Öğretmenin bu tanıtımına Andrej hiçbir tepki göstermez, umursamaz ve hiç aldırış etmez. Andrej’in bu kayıtsız tavırları öğretmeni irite eder. Sadece öğretmeni değil, diğer öğrencilerde olduğu gibi Maik’ta da olumsuz bir etki uyandırır. Maik bunun sebebini şöyle ifade etmiştir:

“O anda, Tschick’i ilk defa gördüğümde, hissettiklerimi belirtmek önemlidir, yine de ilave etmek istiyorum. O anda, orada, Wagenbach’ın yanında çıkıp geldiğinde gerçekten de büyük bir huzursuzluk hissetmiştim. Onu ne tanıdığım, ne de bildiğim halde bir yığında iki götlek birden diye düşündüm. Daha sonra ortaya çıktığı gibi o bir Rustu. Orta boylarda, kırışık, düğmesinin biri kopmuş beyaz bir gömlek vardı sırtında, KIK’ten on Avroluk bir Jeans, ölü fareler gibi görünen kahverengi, şekilsiz ayakkabılar. Ayrıca çok büyük elmacık kemikleri ve göz yerine çizgiler vardı. İşte bu çizgiler insanın ilk dikkatini çeken şeylerdi. Aynı bir Moğol gibi gözüküyordu ve nereye baktığı belli olmuyordu. Ağzının bir tarafı sanki orada görünmez bir sigara varmış gibi açık duruyordu. […] Ve o Wagenbach’ı tamamen ignore ediyordu. Wagenbach’ı ignore etmek gerçekten de bir çabayı gerektiriyordu.”
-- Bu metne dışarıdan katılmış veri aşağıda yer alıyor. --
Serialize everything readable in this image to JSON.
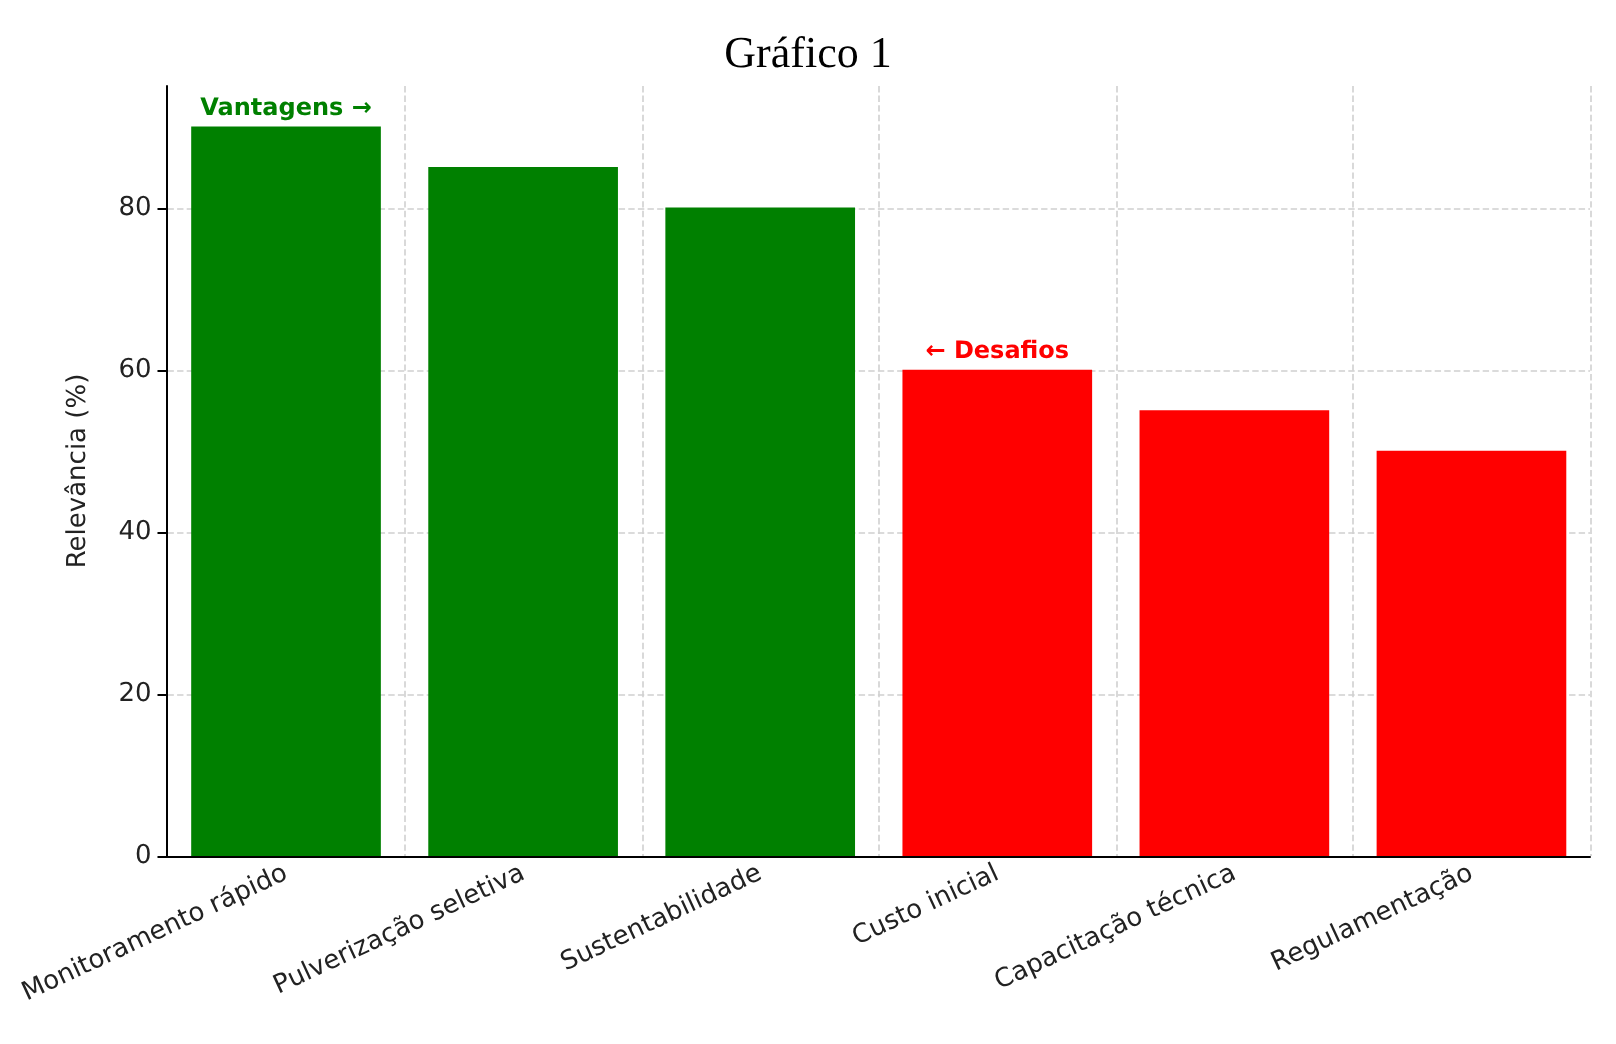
{
  "chart_data": {
    "type": "bar",
    "title": "Gráfico 1",
    "ylabel": "Relevância (%)",
    "categories": [
      "Monitoramento rápido",
      "Pulverização seletiva",
      "Sustentabilidade",
      "Custo inicial",
      "Capacitação técnica",
      "Regulamentação"
    ],
    "values": [
      90,
      85,
      80,
      60,
      55,
      50
    ],
    "colors": [
      "#008000",
      "#008000",
      "#008000",
      "#ff0000",
      "#ff0000",
      "#ff0000"
    ],
    "ylim": [
      0,
      95
    ],
    "yticks": [
      0,
      20,
      40,
      60,
      80
    ],
    "grid": true,
    "annotations": [
      "Vantagens →",
      "← Desafios"
    ]
  }
}
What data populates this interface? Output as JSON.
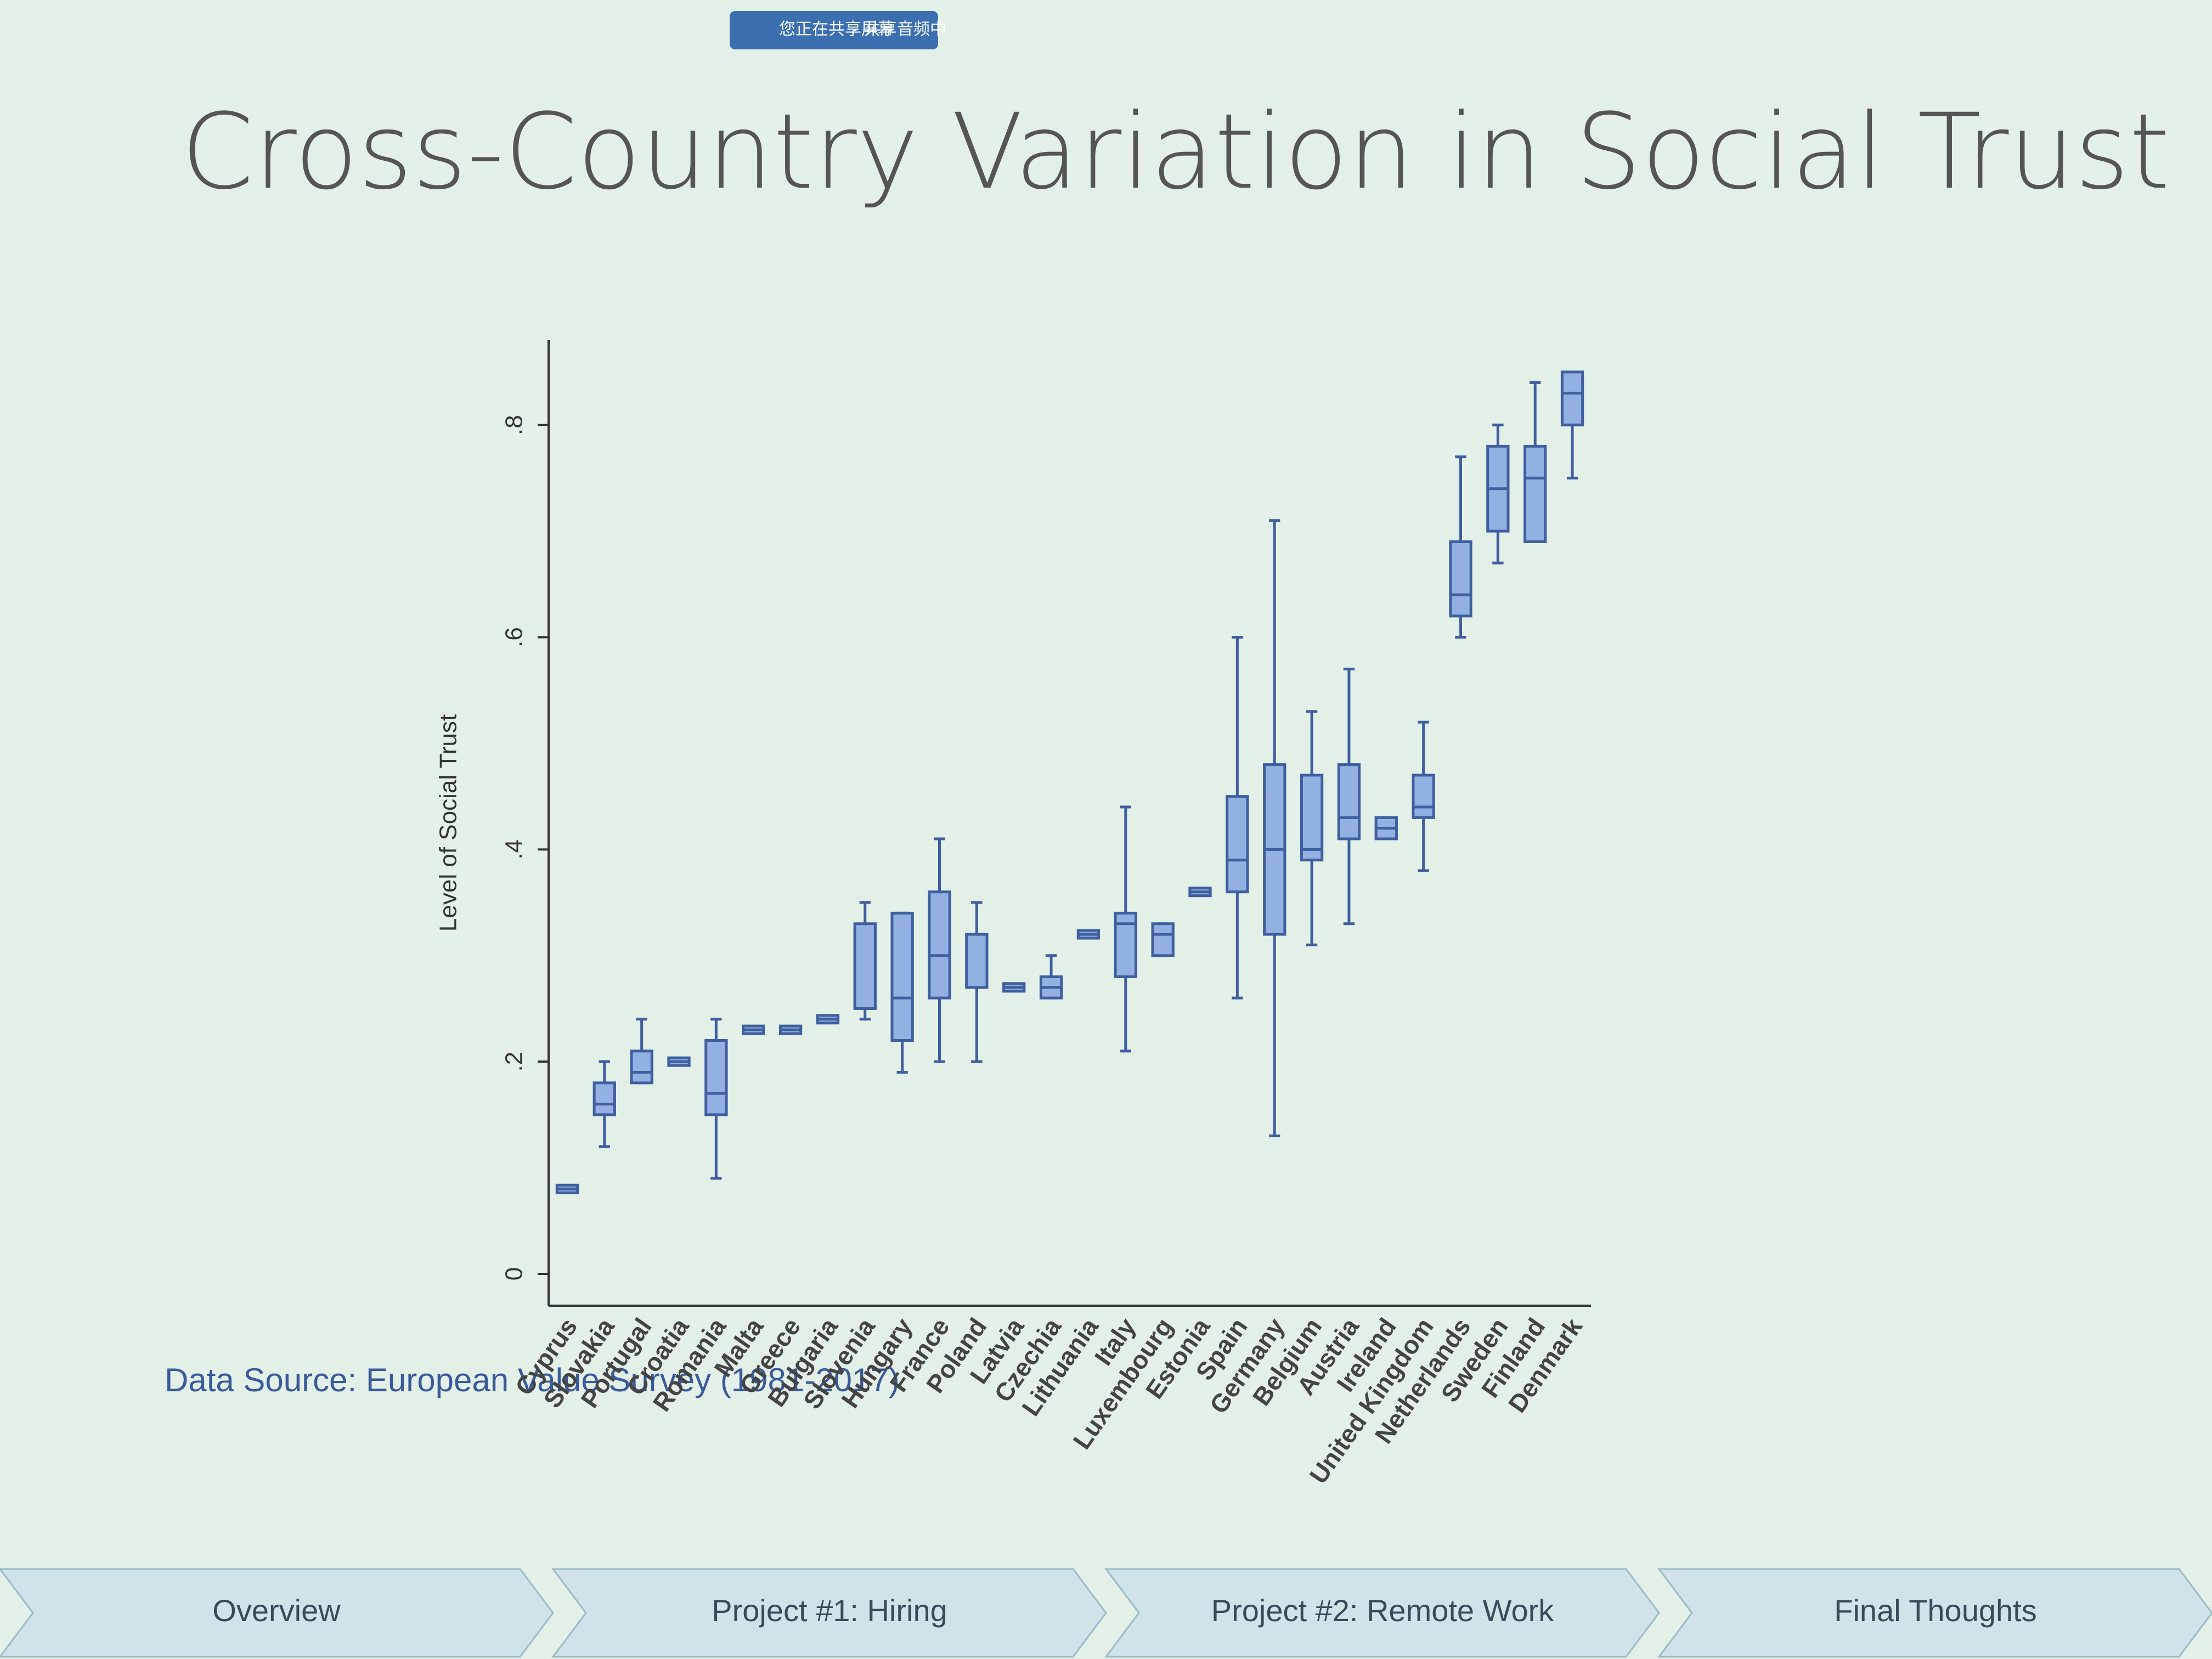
{
  "chart_data": {
    "type": "box",
    "title": "Cross-Country Variation in Social Trust",
    "ylabel": "Level of Social Trust",
    "source_note": "Data Source: European Value Survey (1981-2017)",
    "categories": [
      "Cyprus",
      "Slovakia",
      "Portugal",
      "Croatia",
      "Romania",
      "Malta",
      "Greece",
      "Bulgaria",
      "Slovenia",
      "Hungary",
      "France",
      "Poland",
      "Latvia",
      "Czechia",
      "Lithuania",
      "Italy",
      "Luxembourg",
      "Estonia",
      "Spain",
      "Germany",
      "Belgium",
      "Austria",
      "Ireland",
      "United Kingdom",
      "Netherlands",
      "Sweden",
      "Finland",
      "Denmark"
    ],
    "min": [
      0.08,
      0.12,
      0.18,
      0.2,
      0.09,
      0.23,
      0.23,
      0.24,
      0.24,
      0.19,
      0.2,
      0.2,
      0.27,
      0.26,
      0.32,
      0.21,
      0.3,
      0.36,
      0.26,
      0.13,
      0.31,
      0.33,
      0.41,
      0.38,
      0.6,
      0.67,
      0.69,
      0.75
    ],
    "q1": [
      0.08,
      0.15,
      0.18,
      0.2,
      0.15,
      0.23,
      0.23,
      0.24,
      0.25,
      0.22,
      0.26,
      0.27,
      0.27,
      0.26,
      0.32,
      0.28,
      0.3,
      0.36,
      0.36,
      0.32,
      0.39,
      0.41,
      0.41,
      0.43,
      0.62,
      0.7,
      0.69,
      0.8
    ],
    "median": [
      0.08,
      0.16,
      0.19,
      0.2,
      0.17,
      0.23,
      0.23,
      0.24,
      0.25,
      0.26,
      0.3,
      0.27,
      0.27,
      0.27,
      0.32,
      0.33,
      0.32,
      0.36,
      0.39,
      0.4,
      0.4,
      0.43,
      0.42,
      0.44,
      0.64,
      0.74,
      0.75,
      0.83
    ],
    "q3": [
      0.08,
      0.18,
      0.21,
      0.2,
      0.22,
      0.23,
      0.23,
      0.24,
      0.33,
      0.34,
      0.36,
      0.32,
      0.27,
      0.28,
      0.32,
      0.34,
      0.33,
      0.36,
      0.45,
      0.48,
      0.47,
      0.48,
      0.43,
      0.47,
      0.69,
      0.78,
      0.78,
      0.85
    ],
    "max": [
      0.08,
      0.2,
      0.24,
      0.2,
      0.24,
      0.23,
      0.23,
      0.24,
      0.35,
      0.34,
      0.41,
      0.35,
      0.27,
      0.3,
      0.32,
      0.44,
      0.33,
      0.36,
      0.6,
      0.71,
      0.53,
      0.57,
      0.43,
      0.52,
      0.77,
      0.8,
      0.84,
      0.85
    ],
    "color": "#92b1e2",
    "edge_color": "#3f5f9e",
    "ylim": [
      -0.03,
      0.88
    ],
    "yticks": [
      0,
      {
        "value": 0.2,
        "label": ".2"
      },
      {
        "value": 0.4,
        "label": ".4"
      },
      {
        "value": 0.6,
        "label": ".6"
      },
      {
        "value": 0.8,
        "label": ".8"
      }
    ],
    "grid": false
  },
  "navigation": {
    "tabs": [
      "Overview",
      "Project #1: Hiring",
      "Project #2: Remote Work",
      "Final Thoughts"
    ]
  },
  "screen_share": {
    "status": "您正在共享屏幕",
    "audio": "共享音频中"
  }
}
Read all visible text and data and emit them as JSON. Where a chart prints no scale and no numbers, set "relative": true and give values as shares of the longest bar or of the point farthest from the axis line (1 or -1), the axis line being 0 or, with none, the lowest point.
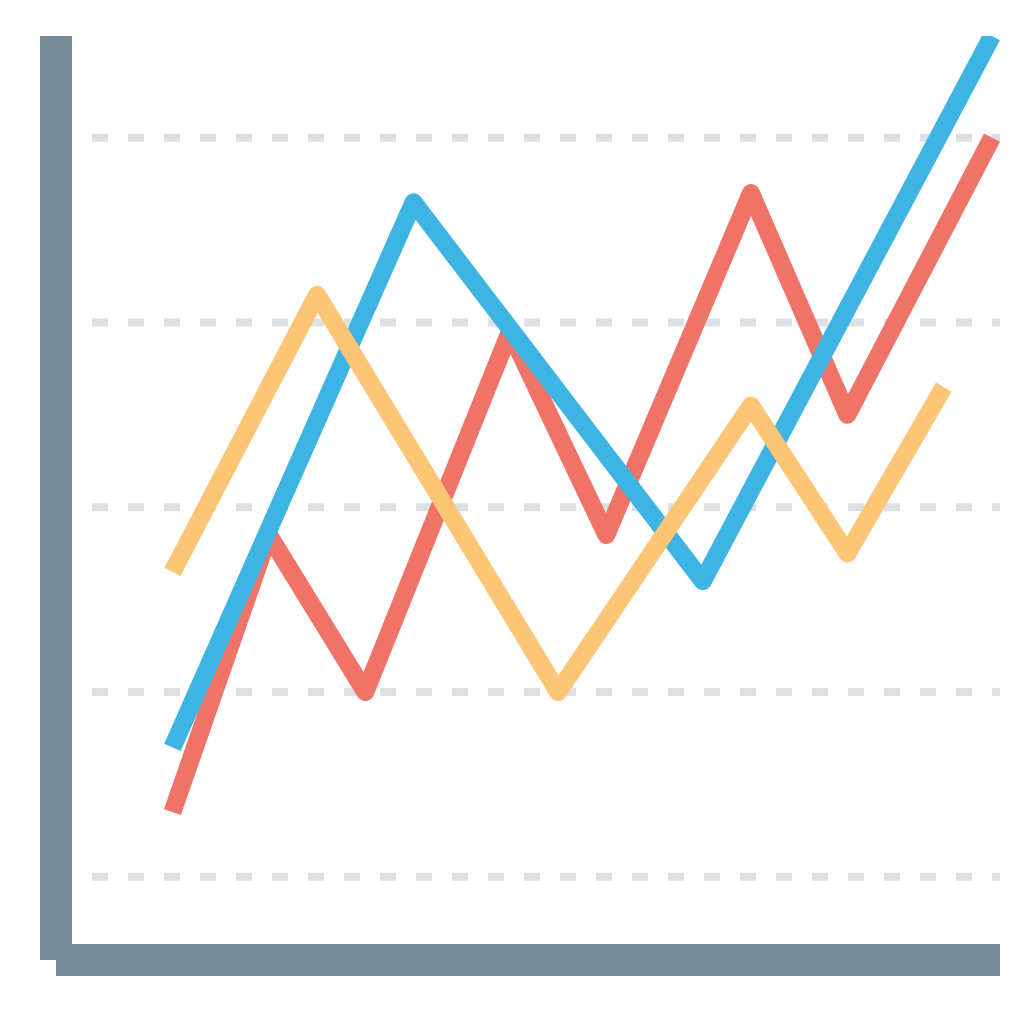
{
  "chart_data": {
    "type": "line",
    "relative": true,
    "grid": "y",
    "marker": "none",
    "line_style": "solid",
    "categories": [
      null,
      null,
      null,
      null,
      null,
      null,
      null,
      null,
      null,
      null,
      null,
      null,
      null,
      null,
      null,
      null,
      null,
      null,
      null,
      null
    ],
    "series": [
      {
        "color": "#ef7366",
        "values": [
          null,
          null,
          0.16,
          null,
          0.46,
          null,
          0.29,
          null,
          null,
          0.68,
          null,
          0.46,
          null,
          null,
          0.83,
          null,
          0.59,
          null,
          null,
          0.89
        ]
      },
      {
        "color": "#3db4e4",
        "values": [
          null,
          null,
          0.23,
          null,
          null,
          null,
          null,
          0.82,
          null,
          null,
          null,
          null,
          null,
          0.41,
          null,
          null,
          null,
          null,
          null,
          1.0
        ]
      },
      {
        "color": "#fdc676",
        "values": [
          null,
          null,
          0.42,
          null,
          null,
          0.72,
          null,
          null,
          null,
          null,
          0.29,
          null,
          null,
          null,
          0.6,
          null,
          0.44,
          null,
          0.62,
          null
        ]
      }
    ]
  }
}
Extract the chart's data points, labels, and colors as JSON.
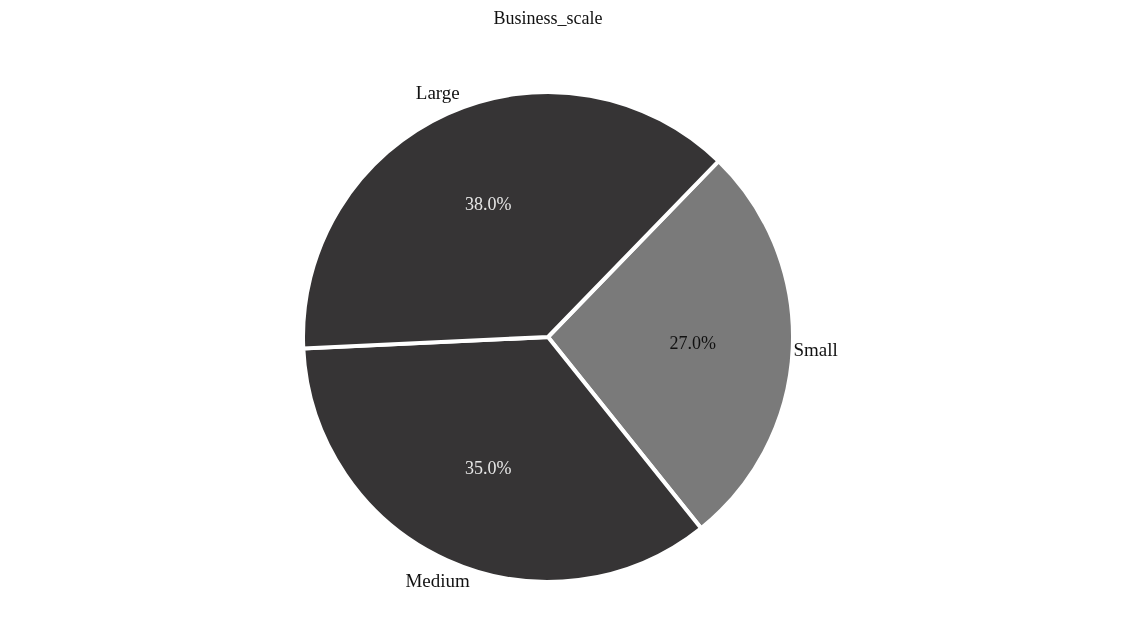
{
  "chart_data": {
    "type": "pie",
    "title": "Business_scale",
    "categories": [
      "Small",
      "Medium",
      "Large"
    ],
    "values": [
      27,
      35,
      38
    ],
    "value_labels": [
      "27.0%",
      "35.0%",
      "38.0%"
    ],
    "colors": [
      "#7a7a7a",
      "#363435",
      "#363435"
    ]
  }
}
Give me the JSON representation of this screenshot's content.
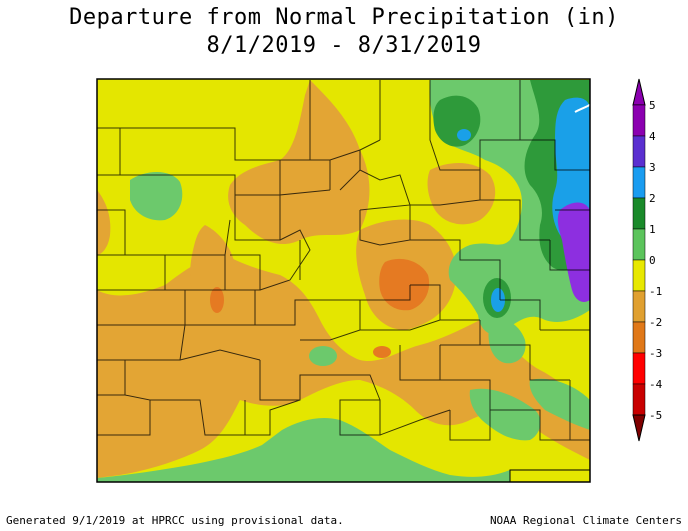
{
  "header": {
    "title": "Departure from Normal Precipitation (in)",
    "date_range": "8/1/2019 - 8/31/2019"
  },
  "legend": {
    "ticks": [
      "5",
      "4",
      "3",
      "2",
      "1",
      "0",
      "-1",
      "-2",
      "-3",
      "-4",
      "-5"
    ],
    "colors": [
      "#8b00b0",
      "#5a2fd0",
      "#1a9cf0",
      "#1a8a2a",
      "#5cc45c",
      "#e8e800",
      "#e0a030",
      "#e07818",
      "#ff0000",
      "#c80000",
      "#800000"
    ]
  },
  "map_colors": {
    "yellow": "#e4e600",
    "light_orange": "#e3a534",
    "dark_orange": "#e57a22",
    "light_green": "#6cc96c",
    "green": "#2e9a3a",
    "blue": "#1aa0e8",
    "purple": "#8d2fe0"
  },
  "footer": {
    "left": "Generated 9/1/2019 at HPRCC using provisional data.",
    "right": "NOAA Regional Climate Centers"
  }
}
(Und vielleicht ist es wichtig zu erwähnen, was ich dachte in diesem Moment, als ich Tschick zum ersten mal sah, aber ich will es trotzdem mal

(11)

dazusagen. Ich hatte nämlich einen extrem unguten Eindruck, wie er da neben Wagenbach auftauchte. Zwei Arschlöcher auf einem Haufen, dachte ich, obwohl ich ihn ja garnicht kannte und nicht wusste, ob er ein Arschloch war. Er war ein Russe, wie sich dann rausstellte. Er war so mittelgroβ, trug ein schmuddeliges weiβes Hemd, an dem ein Knopf fehlte, 10-Euro-Jeans von KİK und braune, unförmige Schuhe, die aussahen wie tote Ratten. Auβerdem hatte er extren hohe Wangenknochen und statt Augen Schlitze. Diese Schlitze waren das Erste, was einen Auffiel. Sah aus wie ein Mongole, und man wuste nie, wo er damit hinguckte. Den Mund hatte er auf einer Seite leicht geöffnet, es sah aus, als in diese Öffnung eine unsichtbare Zigarette stecken. […] Und er ignorierte Wagenbach komplett. Das war schon eine Leistung, Wagenbach zu ignorieren) (Tschick: 42-43).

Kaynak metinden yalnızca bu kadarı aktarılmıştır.